O professor Hesmondhalgh observa também que “Elvis era um excelente artista de compactos. Ele emergiu antes da formação da cultura do rock como a conhecemos, por isso ele não é contemplado pela mitologia do álbum de rock. Elvis não tem nada parecido com um “Sgt. Pepper” para que pessoas jovens possam se conectar a ele”. É um bestialógico dizer que Elvis não tem um álbum digno de admiração além das coletâneas de singles. Os dois primeiros LPs do cantor, Elvis Presley e Elvis, contam com a participação do guitarrista Scotty Moore e do baixista Bill Black, companheiros de Elvis desde as primeiras gravações para o selo Sun, são basilares para a história do rock’n’roll e ainda são eletrizantes hoje, sessenta e um anos depois de terem sido publicados pela primeira vez pela RCA. O LP que Elvis lançou logo depois que saiu do exército em 1960, Elvis is Back!, também é clássico, assim como outro álbum publicado no mesmo ano, His Hand in Mine, totalmente dedicado ao repertório gospel. De 1961 a 1968, a RCA lançou em LP quatorze (!) trilhas sonoras dos filmes estrelados por Elvis, quase todas esquecíveis, algumas francamente constrangedoras, poucas com faixas redentoras. A trilha sonora que redimiu Elvis junto ao público e aos críticos foi a do especial de TV da rede NBC (que ficou conhecido como “Comeback Special”), publicada em dezembro de 1968. Em 1969, o cantor mostrou que a volta era mesmo para valer com From Elvis in Memphis, álbum produzido por Chips Moman e gravado com alguns dos melhores músicos da cidade de Memphis (as linhas de baixo desse disco são espetaculares). A calorosa sonoridade que funde soul, gospel, rock’n’roll e country e as canções de altíssimo nível fazem de From Elvis in Memphis um álbum antológico não só para fãs de Elvis, mas para todo e qualquer apreciador de música popular. É, sem exagero, uma obra-prima. Certo, o cantor não produziu nenhum álbum conceitual como fizeram os Beatles, os Beach Boys e outros nomes da cena musical popular anglo-saxã dos anos sessenta, mas quem disse que álbuns conceituais são a priori melhores do que os regulares? Se Elvis “não é contemplado pela mitologia do álbum de rock”, então é hora de rever essa mitologia.
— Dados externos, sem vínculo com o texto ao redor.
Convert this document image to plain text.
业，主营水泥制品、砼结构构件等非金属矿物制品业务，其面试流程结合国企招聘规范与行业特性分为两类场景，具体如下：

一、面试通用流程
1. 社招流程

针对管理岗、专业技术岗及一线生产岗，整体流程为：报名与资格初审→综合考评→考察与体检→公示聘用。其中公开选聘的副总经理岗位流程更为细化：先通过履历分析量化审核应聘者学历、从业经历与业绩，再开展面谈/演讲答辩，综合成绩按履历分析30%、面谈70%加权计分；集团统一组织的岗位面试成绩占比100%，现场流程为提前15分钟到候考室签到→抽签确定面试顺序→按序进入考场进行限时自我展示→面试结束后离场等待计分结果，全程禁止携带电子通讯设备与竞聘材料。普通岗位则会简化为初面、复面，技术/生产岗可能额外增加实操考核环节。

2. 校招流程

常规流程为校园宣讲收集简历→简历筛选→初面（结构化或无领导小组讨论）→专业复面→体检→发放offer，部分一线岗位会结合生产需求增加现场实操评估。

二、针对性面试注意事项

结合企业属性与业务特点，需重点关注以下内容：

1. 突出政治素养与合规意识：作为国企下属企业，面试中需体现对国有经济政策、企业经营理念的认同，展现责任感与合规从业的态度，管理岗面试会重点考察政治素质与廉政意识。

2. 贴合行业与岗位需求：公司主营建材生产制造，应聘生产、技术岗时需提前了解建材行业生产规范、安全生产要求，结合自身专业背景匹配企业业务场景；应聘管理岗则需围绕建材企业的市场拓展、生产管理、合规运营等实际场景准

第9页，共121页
Outro acadêmico referido pelo artigo, William Kaufman, professor de literatura e de cultura americanas na Universidade de Central Lancashire, fala de coisas mais sérias: das acusações de apropriação cultural e de racismo dirigidas a Elvis. “Você pode dizer que os Beatles roubaram a música de Chuck Berry ou que os Rolling Stones saquearam Howlin’ Wolf, mas essas alegações não são tão presentes como as que pesam contra Elvis. “Hound Dog” foi escrita por dois homens brancos, mas mesmo assim Elvis é acusado de ter “branqueado” a cultura negra.” A apropriação cultural feita pelo rock’n’roll é um fato. As primeiras gravações de rock’n’roll têm sonoridade idêntica à do rhythm & blues da época. O nome rock’n’roll teria sido inventado pelo DJ Alan Freed para reempacotar o R&B negro para o público branco. O gesto de apropriação cultural favoreceu Elvis: de todos os artistas pioneiros do rock’n’roll, o cantor foi o que ficou mais rico e mais famoso. Os afro-americanos Little Richard e Chuck Berry, dois nomes tão fundamentais para a história do rock’n’roll e do rock como Elvis, não fizeram tanto dinheiro como o cantor nascido na cidade de Tupelo, no Mississippi. Por ser branco, Elvis teve acesso a palcos e a mídias que segregavam artistas negros. Nos anos sessenta, os artistas negros da primeira geração do rock ficaram circunscritos ao circuito de shows de nostalgia nos EUA e na Europa enquanto Elvis tinha seus filmes lançados em todo o mundo.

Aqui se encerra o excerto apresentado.